Third: make something. Lessig's vision of a free culture thrives on bottom-up participation. Try your hand at making a remix, recording a song, shooting a film, starting a blog, producing a podcast, contributing to a piece of software or writing a Wikipedia article. The possibilities are endless, and a simple Google search will turn up a plethora of free tools and information to help you begin.

What else can you do? If you want to get serious about fighting for free culture, take action. Advocacy groups abound, all searching for as much help as they can get. At the forefront is the Electronic Frontier Foundation, which funds legal battles and organizes political action in defense of personal freedoms. Knowledge is a lobbying group focused on relevant legislative goings-on. Another group, Downhill Battle, is centered on music-related issues. And Freeculture.org is a growing outreach organization with chapters at over 30 colleges around the country, including Penn.

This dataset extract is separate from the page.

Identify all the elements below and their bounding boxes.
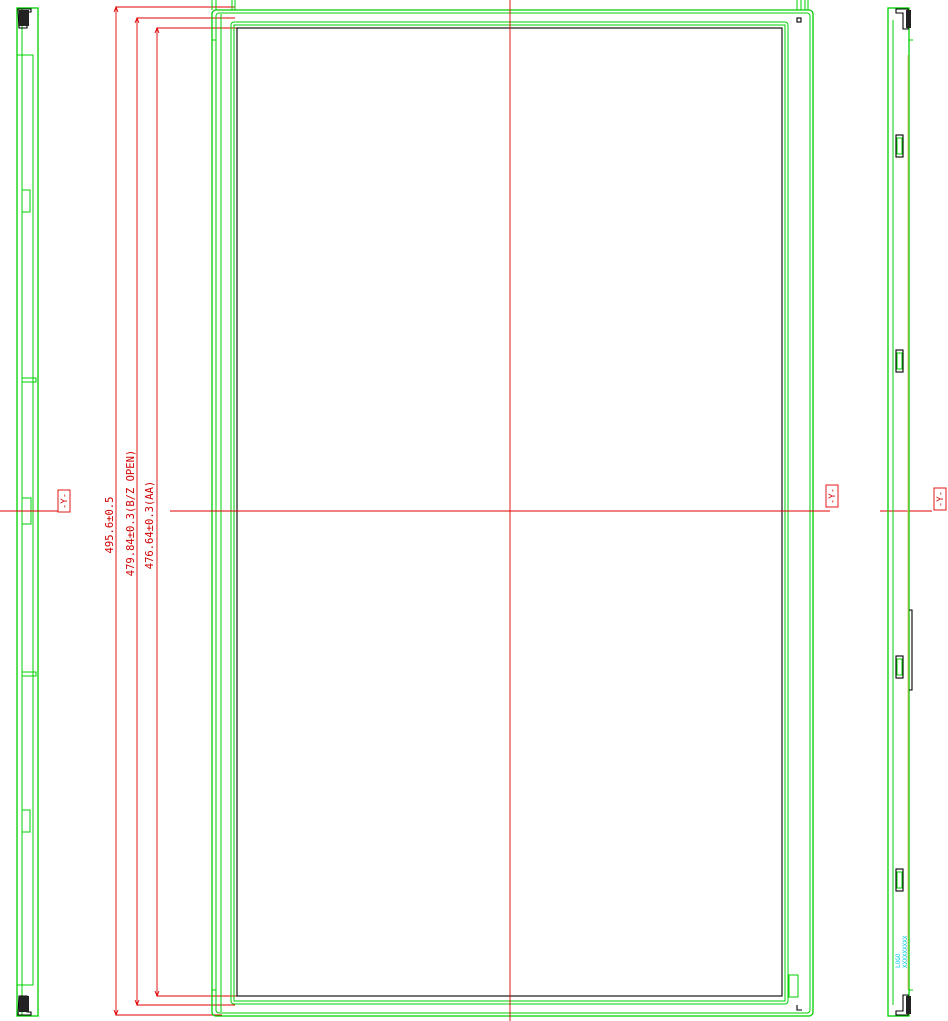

If you don't find activism appealing, you can still promote the ideals of free culture in the long run. As a future lawyer, engineer, businessperson, writer, medical worker, academic — even simply as a voter — take a moment to consider how you might go about nudging the culture in the right direction. With this level of knowledge, you will be able to play an active role in eliminating outdated, restrictive laws and overbearing social norms. YouTube and its competitors offer a little taste of freedom, but so far the model of fully open, democratized content is the exception to the rule in a culture dominated by top-down content.

Free Culture isn't just a book.  It's a prompt, an encouragement to think clearly about our shared culture and your place in it. As Ivy League kids (especially you Whartonites!), it's up to us to guide free culture to its tipping point. It's a safe bet that in 10 or 20 years we're going to have significantly more cultural leverage than the average group of citizens, so let's use our power in the best possible way.